Então, o sr. diria que o real trouxe a consciência de que havia uma série de reformas que eram necessárias na economia?
Sem dúvida. Uma agenda ainda incompleta passados 30 anos, mas havia uma visão de que tipo de País iríamos construir, o papel do Estado dentro dele. Tinha a evidência da doença na inflação, e esse era o alvo. As circunstâncias foram muito particulares. Havia um departamento de Economia no Rio onde as pessoas se conheciam, discutiam a inflação sob uma ótica acadêmica. Alguns tinham participado de planos anteriores. O Fernando Henrique, ao virar ministro da Fazenda – e acho que o Persio Arida disse isso recentemente –, combinava uma coisa rara: era um intelectual que circulava nesse mundo, entendia quem estava discutindo o tema e como montar um time de primeiríssimo nível; e, ao mesmo tempo, era um político experimentado, que sabia que tinha de convencer o Congresso, formar maiorias. E o real resistiu. Passou por várias crises, pela necessidade de flutuar o câmbio, e ninguém sabia se a inflação voltaria. Via política monetária, já com Armínio Fraga no Banco Central, e o lançamento do tripé, das metas de inflação e a criação do Copom manteve-se a inflação em níveis relativamente baixos. Há um sistema financeiro pré-real e um sistema financeiro pósreal. Cresci vendo minha moeda mudar de nome, cortar zeros. Era uma loucura, e todo mundo estava anestesiado, não entendendo a natureza do problema, monetário e fiscal. Por isso, a privatização, a reforma do Estado, para gerar a percepção de que não haveria um problema de insolvência. Foi um momento extraordinário, da junção de pessoas muito particulares, muito técnicas, e de alguém com uma habilidade de comunicação política, que é o Fernando Henrique. É para festejar os 30 anos.
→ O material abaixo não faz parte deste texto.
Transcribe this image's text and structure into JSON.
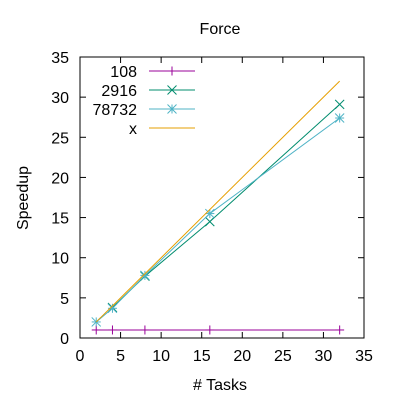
{
  "chart_data": {
    "type": "line",
    "title": "Force",
    "xlabel": "# Tasks",
    "ylabel": "Speedup",
    "xlim": [
      0,
      35
    ],
    "ylim": [
      0,
      35
    ],
    "xticks": [
      "0",
      "5",
      "10",
      "15",
      "20",
      "25",
      "30",
      "35"
    ],
    "yticks": [
      "0",
      "5",
      "10",
      "15",
      "20",
      "25",
      "30",
      "35"
    ],
    "grid": false,
    "legend_position": "top-left",
    "series": [
      {
        "name": "108",
        "color": "#990099",
        "marker": "plus",
        "x": [
          2,
          4,
          8,
          16,
          32
        ],
        "y": [
          1.0,
          1.0,
          1.0,
          1.0,
          1.0
        ]
      },
      {
        "name": "2916",
        "color": "#008c6e",
        "marker": "cross",
        "x": [
          4,
          8,
          16,
          32
        ],
        "y": [
          3.8,
          7.7,
          14.5,
          29.1
        ]
      },
      {
        "name": "78732",
        "color": "#4fb3c6",
        "marker": "star",
        "x": [
          2,
          4,
          8,
          16,
          32
        ],
        "y": [
          2.0,
          3.7,
          7.8,
          15.5,
          27.4
        ]
      },
      {
        "name": "x",
        "color": "#e69f00",
        "marker": "none",
        "x": [
          2,
          32
        ],
        "y": [
          2,
          32
        ]
      }
    ]
  }
}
O sr. disse que tem uma parte do trabalho do plano que ainda não foi feita. O que faltou?
Faltou o que está todo dia nos jornais. Não é uma questão de Estado grande ou pequeno, mas, sim, de qual é o Estado eficiente que precisamos, como ele supre as enormes necessidades que o País tem do ponto de vista social, mas entendendo que há um tamanho certo. Tem de se buscar, como em qualquer ente econômico, um equilíbrio. Isso exige pensar o que é necessário e o que não é. Temos reformas inacabadas e discussões incompletas, e elas são muito difíceis. Mas, para o Brasil avançar, esse problema vai ter de ser enfrentado.